Exercícios de mobilidade que estimulam a dorsiflexão podem ser incluídos na rotina de treinamento. Movimentos simples, como levar o joelho para a frente mantendo o pé totalmente apoiado, são frequentemente utilizados para trabalhar essa capacidade.
Também é possível realizar exercícios específicos antes do treino de pernas para preparar a articulação para o movimento.
O importante é fazer os movimentos de forma controlada e sem forçar uma amplitude que provoque dor.
Alongamento resolve o problema?
Nem sempre.
A sensação de rigidez pode ter diferentes causas, e nem toda limitação de mobilidade é resolvida apenas com alongamento.
Em alguns casos, exercícios de fortalecimento, controle motor e mobilidade podem ser mais adequados. A estratégia depende da origem da limitação.
Por isso, quando a dificuldade é persistente, vale procurar um fisioterapeuta ou profissional de educação física para avaliar o movimento.
Dá para agachar mesmo com pouca mobilidade?
Sim, mas pode ser necessário adaptar o exercício.
Uma alternativa utilizada em alguns treinos é colocar uma pequena elevação sob os calcanhares. Isso reduz a exigência de dorsiflexão e pode facilitar a execução.
Porém, essa adaptação não deve ser usada para esconder uma limitação que precisa ser trabalhada.
O ideal é entender por que o movimento está limitado e escolher a melhor estratégia para cada pessoa.
Quando procurar ajuda?
Se a falta de mobilidade vier acompanhada de dor, inchaço, instabilidade ou histórico de lesão, é importante buscar avaliação profissional.
Também vale procurar ajuda quando o tornozelo limita atividades do dia a dia ou impede a execução adequada de exercícios mesmo após tentativas de adaptação.

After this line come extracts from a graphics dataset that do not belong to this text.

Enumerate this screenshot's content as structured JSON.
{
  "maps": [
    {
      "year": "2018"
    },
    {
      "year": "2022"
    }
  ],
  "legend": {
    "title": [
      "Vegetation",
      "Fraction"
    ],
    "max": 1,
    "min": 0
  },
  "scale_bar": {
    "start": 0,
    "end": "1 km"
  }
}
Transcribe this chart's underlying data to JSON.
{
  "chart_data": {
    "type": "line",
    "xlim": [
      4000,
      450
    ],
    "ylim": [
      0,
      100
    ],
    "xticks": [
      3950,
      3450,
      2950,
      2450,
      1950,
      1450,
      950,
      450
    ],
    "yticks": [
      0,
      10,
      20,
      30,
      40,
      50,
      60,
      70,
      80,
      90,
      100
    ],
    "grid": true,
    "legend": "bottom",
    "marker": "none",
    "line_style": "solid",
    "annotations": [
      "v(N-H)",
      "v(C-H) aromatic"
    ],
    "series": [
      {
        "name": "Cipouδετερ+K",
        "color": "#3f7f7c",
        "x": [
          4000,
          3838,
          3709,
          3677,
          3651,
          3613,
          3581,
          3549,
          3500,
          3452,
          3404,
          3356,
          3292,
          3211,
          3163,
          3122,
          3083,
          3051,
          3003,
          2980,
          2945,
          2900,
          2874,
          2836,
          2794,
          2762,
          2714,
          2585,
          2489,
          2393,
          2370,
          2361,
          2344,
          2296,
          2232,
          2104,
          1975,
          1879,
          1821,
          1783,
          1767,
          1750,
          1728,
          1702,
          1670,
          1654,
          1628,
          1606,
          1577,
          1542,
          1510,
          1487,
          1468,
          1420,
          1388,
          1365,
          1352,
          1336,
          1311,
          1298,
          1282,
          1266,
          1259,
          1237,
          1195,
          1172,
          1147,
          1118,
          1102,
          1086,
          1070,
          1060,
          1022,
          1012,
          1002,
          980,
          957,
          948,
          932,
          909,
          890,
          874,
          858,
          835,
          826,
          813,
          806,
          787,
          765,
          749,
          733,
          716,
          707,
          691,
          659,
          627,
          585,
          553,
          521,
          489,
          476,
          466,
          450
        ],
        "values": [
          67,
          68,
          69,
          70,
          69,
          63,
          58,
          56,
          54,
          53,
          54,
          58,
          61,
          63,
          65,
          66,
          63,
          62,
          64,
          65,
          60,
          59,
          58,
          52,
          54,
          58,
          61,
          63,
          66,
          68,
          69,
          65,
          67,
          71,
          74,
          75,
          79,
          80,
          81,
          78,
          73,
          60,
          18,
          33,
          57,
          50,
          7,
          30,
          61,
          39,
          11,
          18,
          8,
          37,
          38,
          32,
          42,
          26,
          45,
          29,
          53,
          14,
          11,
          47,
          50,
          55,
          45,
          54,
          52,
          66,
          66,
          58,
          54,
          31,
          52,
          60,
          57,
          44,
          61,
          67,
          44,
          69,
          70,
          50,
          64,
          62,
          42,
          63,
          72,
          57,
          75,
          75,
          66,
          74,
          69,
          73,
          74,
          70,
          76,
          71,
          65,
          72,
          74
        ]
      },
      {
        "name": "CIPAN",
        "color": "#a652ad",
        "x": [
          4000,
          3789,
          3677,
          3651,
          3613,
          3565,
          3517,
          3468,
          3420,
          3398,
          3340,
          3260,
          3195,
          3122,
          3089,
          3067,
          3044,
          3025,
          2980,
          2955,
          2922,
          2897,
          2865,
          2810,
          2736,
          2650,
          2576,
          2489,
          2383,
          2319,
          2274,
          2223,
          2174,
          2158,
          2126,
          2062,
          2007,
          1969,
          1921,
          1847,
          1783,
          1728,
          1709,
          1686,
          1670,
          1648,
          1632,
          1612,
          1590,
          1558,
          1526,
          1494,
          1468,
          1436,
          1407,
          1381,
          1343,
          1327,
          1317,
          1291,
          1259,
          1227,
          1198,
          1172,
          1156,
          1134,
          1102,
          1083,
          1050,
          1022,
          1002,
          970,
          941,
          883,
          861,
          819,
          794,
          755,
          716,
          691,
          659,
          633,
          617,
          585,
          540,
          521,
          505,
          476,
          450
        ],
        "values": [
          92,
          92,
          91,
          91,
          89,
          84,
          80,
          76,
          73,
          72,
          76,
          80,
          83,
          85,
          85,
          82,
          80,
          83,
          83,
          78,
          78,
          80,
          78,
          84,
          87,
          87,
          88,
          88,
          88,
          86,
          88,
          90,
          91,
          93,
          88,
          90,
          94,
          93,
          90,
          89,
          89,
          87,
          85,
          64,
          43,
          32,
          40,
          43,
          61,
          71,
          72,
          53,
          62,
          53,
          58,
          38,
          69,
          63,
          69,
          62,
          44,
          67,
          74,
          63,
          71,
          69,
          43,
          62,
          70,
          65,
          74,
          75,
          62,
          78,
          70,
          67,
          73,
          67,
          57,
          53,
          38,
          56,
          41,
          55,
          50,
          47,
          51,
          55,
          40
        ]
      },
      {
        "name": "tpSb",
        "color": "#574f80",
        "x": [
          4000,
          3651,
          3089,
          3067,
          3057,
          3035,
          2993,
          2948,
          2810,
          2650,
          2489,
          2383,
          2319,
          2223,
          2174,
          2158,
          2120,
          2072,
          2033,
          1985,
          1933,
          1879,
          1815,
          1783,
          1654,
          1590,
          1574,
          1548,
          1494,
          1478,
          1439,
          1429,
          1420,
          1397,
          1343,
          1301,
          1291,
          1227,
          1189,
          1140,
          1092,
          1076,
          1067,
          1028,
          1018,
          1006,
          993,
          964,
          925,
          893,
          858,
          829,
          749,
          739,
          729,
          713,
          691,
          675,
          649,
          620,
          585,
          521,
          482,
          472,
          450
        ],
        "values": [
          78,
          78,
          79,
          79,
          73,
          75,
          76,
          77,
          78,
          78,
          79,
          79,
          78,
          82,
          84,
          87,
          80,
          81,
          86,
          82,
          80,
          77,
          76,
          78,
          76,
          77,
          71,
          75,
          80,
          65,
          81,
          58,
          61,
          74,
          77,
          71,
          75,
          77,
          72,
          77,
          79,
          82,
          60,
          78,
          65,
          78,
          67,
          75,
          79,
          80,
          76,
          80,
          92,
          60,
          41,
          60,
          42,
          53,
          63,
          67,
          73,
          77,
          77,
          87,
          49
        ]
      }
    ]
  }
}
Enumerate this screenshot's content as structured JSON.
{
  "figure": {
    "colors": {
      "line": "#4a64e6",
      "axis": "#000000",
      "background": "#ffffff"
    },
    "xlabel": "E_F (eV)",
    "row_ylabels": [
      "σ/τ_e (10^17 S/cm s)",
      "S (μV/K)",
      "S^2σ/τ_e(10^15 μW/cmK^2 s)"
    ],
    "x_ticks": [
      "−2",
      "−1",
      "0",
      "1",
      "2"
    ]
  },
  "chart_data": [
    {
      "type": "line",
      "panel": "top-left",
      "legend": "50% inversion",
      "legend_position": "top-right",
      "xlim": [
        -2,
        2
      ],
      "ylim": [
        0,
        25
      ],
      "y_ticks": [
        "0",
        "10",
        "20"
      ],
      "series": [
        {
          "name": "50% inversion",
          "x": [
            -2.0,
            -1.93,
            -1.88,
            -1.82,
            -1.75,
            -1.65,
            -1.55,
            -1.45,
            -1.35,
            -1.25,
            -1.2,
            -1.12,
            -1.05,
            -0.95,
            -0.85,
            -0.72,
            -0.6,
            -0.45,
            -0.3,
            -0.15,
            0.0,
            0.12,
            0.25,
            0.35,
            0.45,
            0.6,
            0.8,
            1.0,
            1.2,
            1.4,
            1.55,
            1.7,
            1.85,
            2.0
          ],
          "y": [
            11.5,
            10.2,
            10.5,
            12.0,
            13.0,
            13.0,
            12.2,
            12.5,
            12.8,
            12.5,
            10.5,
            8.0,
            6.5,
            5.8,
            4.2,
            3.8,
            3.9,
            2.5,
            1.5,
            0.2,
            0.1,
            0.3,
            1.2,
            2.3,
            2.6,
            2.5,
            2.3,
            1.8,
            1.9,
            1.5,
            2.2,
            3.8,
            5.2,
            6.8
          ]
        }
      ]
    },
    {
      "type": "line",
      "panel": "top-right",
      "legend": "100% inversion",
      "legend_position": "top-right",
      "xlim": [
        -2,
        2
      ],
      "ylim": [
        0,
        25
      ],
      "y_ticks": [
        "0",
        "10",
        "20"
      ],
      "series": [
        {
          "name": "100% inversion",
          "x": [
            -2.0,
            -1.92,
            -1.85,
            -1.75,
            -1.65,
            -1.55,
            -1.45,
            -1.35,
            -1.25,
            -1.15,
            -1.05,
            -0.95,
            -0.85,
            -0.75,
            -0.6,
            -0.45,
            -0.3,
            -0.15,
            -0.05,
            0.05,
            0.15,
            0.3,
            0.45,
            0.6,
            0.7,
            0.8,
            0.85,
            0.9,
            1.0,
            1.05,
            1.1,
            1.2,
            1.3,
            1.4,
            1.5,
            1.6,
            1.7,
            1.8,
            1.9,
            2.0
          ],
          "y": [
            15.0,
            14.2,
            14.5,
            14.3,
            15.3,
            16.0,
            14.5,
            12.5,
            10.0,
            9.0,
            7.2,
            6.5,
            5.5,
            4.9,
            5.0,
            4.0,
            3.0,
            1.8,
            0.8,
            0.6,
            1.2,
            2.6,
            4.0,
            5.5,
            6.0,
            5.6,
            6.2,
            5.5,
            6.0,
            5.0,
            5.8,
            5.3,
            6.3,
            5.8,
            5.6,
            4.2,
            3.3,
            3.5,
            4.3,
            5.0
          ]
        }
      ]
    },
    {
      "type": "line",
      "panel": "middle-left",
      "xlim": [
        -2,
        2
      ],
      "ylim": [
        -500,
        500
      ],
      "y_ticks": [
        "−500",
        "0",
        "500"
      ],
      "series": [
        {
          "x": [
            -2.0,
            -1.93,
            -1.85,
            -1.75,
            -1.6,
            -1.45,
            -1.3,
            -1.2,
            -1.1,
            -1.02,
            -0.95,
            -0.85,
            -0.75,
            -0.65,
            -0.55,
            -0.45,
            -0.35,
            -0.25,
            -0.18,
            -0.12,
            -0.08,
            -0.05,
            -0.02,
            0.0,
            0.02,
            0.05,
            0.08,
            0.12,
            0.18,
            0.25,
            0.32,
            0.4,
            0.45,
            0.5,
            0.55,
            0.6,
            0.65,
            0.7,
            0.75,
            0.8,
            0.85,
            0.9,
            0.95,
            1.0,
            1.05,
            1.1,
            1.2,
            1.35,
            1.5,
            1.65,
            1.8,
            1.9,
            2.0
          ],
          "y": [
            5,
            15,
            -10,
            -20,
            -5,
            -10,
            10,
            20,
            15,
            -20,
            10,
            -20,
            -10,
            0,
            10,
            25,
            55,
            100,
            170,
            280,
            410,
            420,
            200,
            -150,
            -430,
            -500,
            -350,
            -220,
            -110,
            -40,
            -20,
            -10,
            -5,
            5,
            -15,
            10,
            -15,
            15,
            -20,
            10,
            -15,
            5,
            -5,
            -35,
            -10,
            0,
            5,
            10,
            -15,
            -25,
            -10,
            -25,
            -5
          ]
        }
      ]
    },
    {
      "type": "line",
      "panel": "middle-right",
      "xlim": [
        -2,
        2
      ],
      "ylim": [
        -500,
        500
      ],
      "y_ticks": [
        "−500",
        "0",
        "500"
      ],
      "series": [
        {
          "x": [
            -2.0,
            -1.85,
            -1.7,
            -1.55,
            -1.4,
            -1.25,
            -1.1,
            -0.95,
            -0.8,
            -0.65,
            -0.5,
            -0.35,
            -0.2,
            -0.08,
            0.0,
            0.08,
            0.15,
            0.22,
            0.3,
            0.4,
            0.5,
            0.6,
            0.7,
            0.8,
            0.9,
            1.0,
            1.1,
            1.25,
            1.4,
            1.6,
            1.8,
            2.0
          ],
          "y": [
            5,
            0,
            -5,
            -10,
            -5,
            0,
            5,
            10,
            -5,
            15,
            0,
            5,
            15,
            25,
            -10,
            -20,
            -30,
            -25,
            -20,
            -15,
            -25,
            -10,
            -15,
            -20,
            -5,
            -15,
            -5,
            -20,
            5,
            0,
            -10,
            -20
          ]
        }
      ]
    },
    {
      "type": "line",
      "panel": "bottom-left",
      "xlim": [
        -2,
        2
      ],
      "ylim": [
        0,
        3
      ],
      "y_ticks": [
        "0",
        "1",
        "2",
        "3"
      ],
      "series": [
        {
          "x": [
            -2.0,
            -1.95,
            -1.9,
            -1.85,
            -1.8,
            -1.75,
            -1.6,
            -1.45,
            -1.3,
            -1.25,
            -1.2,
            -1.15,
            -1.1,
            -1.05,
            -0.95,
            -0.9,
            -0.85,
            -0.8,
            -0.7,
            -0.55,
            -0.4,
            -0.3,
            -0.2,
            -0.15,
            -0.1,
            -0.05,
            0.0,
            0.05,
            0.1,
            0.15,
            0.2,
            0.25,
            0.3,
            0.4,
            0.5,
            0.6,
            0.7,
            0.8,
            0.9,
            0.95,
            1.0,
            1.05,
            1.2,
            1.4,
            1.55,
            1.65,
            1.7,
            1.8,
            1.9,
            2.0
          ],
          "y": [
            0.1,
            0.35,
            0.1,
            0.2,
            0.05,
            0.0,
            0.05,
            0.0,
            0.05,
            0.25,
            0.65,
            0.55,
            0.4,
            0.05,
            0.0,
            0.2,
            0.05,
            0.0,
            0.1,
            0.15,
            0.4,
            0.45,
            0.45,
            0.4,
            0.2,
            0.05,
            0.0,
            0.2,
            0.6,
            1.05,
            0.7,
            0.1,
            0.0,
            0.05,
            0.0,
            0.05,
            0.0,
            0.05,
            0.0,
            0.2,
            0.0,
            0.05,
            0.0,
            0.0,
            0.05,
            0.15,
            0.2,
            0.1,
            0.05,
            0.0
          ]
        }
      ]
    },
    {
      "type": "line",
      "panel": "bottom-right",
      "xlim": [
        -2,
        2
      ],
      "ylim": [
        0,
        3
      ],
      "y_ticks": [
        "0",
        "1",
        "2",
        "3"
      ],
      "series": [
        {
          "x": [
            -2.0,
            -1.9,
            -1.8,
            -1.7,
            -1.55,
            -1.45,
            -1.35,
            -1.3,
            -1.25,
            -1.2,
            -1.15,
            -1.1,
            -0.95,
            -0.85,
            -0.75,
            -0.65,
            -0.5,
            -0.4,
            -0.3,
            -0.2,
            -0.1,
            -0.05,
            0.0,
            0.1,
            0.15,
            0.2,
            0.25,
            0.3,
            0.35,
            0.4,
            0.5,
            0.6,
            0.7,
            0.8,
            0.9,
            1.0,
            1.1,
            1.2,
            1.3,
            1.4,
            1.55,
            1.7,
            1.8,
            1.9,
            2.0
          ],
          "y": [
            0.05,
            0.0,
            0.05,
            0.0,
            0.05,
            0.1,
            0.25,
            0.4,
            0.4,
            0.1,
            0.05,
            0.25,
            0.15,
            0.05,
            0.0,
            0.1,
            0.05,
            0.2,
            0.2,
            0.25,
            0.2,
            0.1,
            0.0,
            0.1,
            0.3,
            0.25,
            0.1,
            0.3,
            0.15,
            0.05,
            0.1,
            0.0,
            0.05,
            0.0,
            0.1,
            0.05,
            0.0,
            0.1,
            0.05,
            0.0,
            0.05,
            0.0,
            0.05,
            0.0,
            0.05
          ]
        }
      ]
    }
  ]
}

Mobilidade também faz parte do treino
Um bom agachamento não depende apenas da força das pernas.
Mobilidade, equilíbrio, controle corporal e técnica também participam do movimento.
Por isso, se o seu agachamento parece travar na descida, vale observar os tornozelos antes de simplesmente aumentar a carga.
Trabalhar a mobilidade de forma progressiva pode ajudar a melhorar a execução e tornar o treino mais confortável. E, quando existe dor ou uma limitação persistente, a avaliação profissional é o caminho mais seguro para descobrir a causa.